Although "it is no surprise" that TB declined in developed countries "with improving standards of housing, nutrition and education," the "situation in Africa is very different," McNerney writes. She writes that "[p]overty remains endemic" in Africa, contributing to the spread of TB, adding that the situation is "made worse by the HIV/AIDS pandemic, which greatly increases susceptibility to TB." McNerney continues that although the "international community has responded by providing donor aid" through programs such as the Global Fund To Fight AIDS, Tuberculosis and Malaria and the President's Emergency Plan for AIDS Relief, the "battle against TB is not being won" because the "emergence of drug-resistant forms of the disease has set alarm bells ringing."

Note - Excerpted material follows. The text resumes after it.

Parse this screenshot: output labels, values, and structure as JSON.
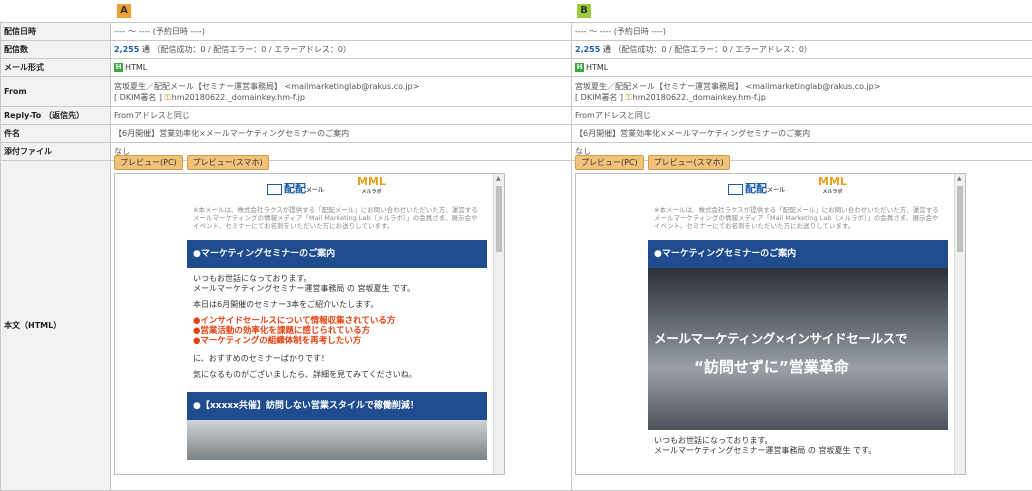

McNerney writes that despite these obstacles, the international community "could make an impact" by ensuring access to TB diagnostic and treatment services. "Without a means of detecting TB that is accessible to people living in poverty, the prospects of controlling this disease are poor," she writes. She concludes that it is "time to spend our money a little more wisely" and "invest where we might really make a difference" (McNerney, "Katine Chronicles," Guardian, 4/21).